雑記「結婚指輪に傷が増えていく話と、両親の話」
結婚指輪に細かな傷が増えていく。
仕事上、金属材料に触れることが多いが、そのせいだろうか。
あんなにつるつるピカピカだったのに、もう傷だらけである。まだはめて二か月程度しか経っていないはずなのに。
なんだか悲しいなぁと思って、両親に相談したら、「指輪なんてそんなもんだ」と教えてくれた。
父がずっとはめている指輪は、結婚指輪と、亡くなった祖母の指輪の二つだが、どちらも見事に傷だらけであった。
父の指輪を見て、こうして傷を増やしていくことも悪いことではなさそうだ、と感じた。
「ちなみに、わたしのはピカピカだよ」母はけらけらとそう笑った。
母は手荒れがひどい体質で、指輪をはめられないため、結婚以来大事にしまってあるそうだ。
「昔、あんたが小さかったころ」母はコーヒーを飲みながら語りだした。
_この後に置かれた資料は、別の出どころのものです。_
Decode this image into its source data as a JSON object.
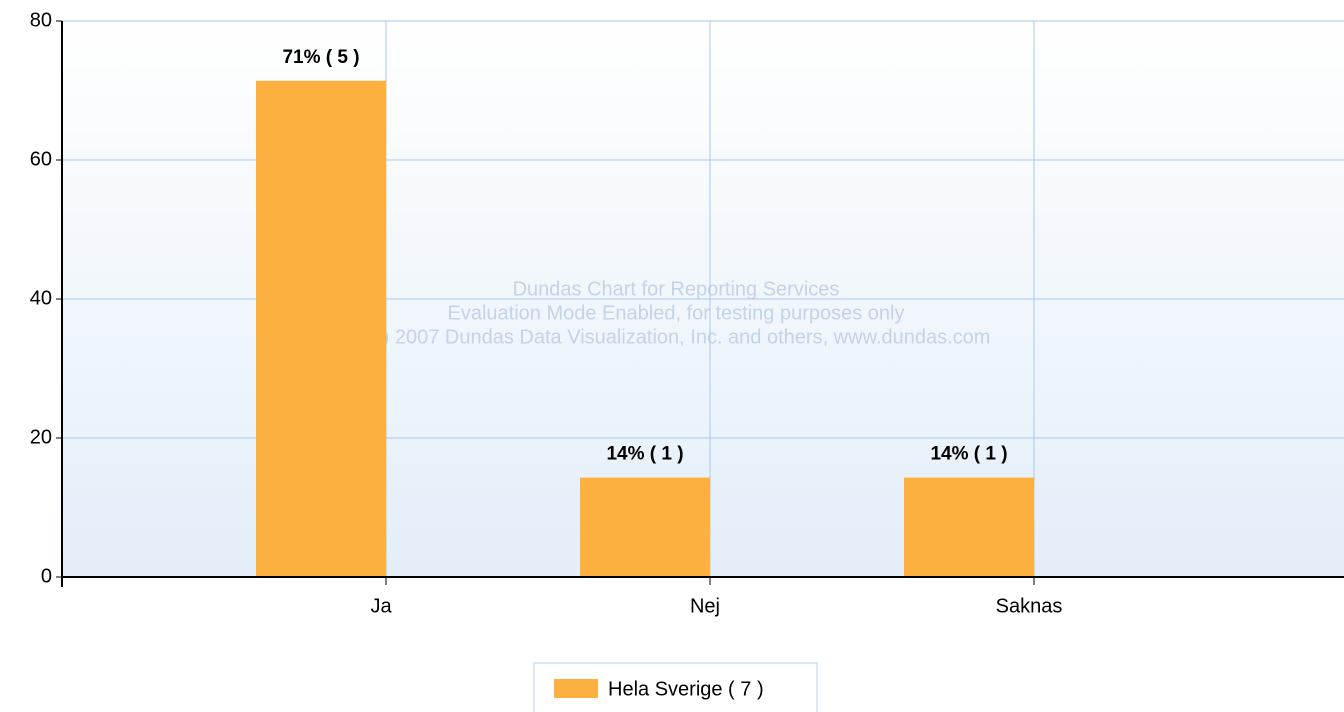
{
  "chart_data": {
    "type": "bar",
    "categories": [
      "Ja",
      "Nej",
      "Saknas"
    ],
    "series": [
      {
        "name": "Hela Sverige ( 7 )",
        "color": "#fbb040",
        "values": [
          71.4,
          14.3,
          14.3
        ],
        "value_labels": [
          "71% ( 5 )",
          "14% ( 1 )",
          "14% ( 1 )"
        ]
      }
    ],
    "ylim": [
      0,
      80
    ],
    "yticks": [
      0,
      20,
      40,
      60,
      80
    ],
    "grid": true,
    "legend": "bottom",
    "annotations": [
      "Dundas Chart for Reporting Services",
      "Evaluation Mode Enabled, for testing purposes only",
      "(C) 2007 Dundas Data Visualization, Inc. and others, www.dundas.com"
    ]
  }
}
「指輪無くしちゃったことがあって」
「あったなぁ。そんなこと」父も思い出したのか笑った。
「小さいあんたが指輪の入ってる箱を空けて、指輪を触ってたのは見たんだけど、次に箱をあけたときには、中に指輪が入ってなくて」
「どうしたの?」私は腰を上げて聞いた。
指輪を無くしたなんて言ったら、当時の父は激怒するだろう。今は丸くなってきたが、我が家の父は非常に厳しかったのだ。
「うわー、この子どっかにやっちゃったんだと思って。どこ探してもないし」
「で?」
「でね、指輪の入ってる箱、もう一回空けたの。そしたら、箱の中からカラカラ音がするのよ」
「最初から無くしてなかったの?」
「そう!」
指輪の箱は二重になっているようだ。台座の部分から指輪を押し込むと、箱の内部へ中へ落ちる構造になっている。
「で台座のところを開けて、中から出したの。もう生きた心地がしなかったわ」
「今は?」
「大事にしまってあるよ!」母は再び大笑いした。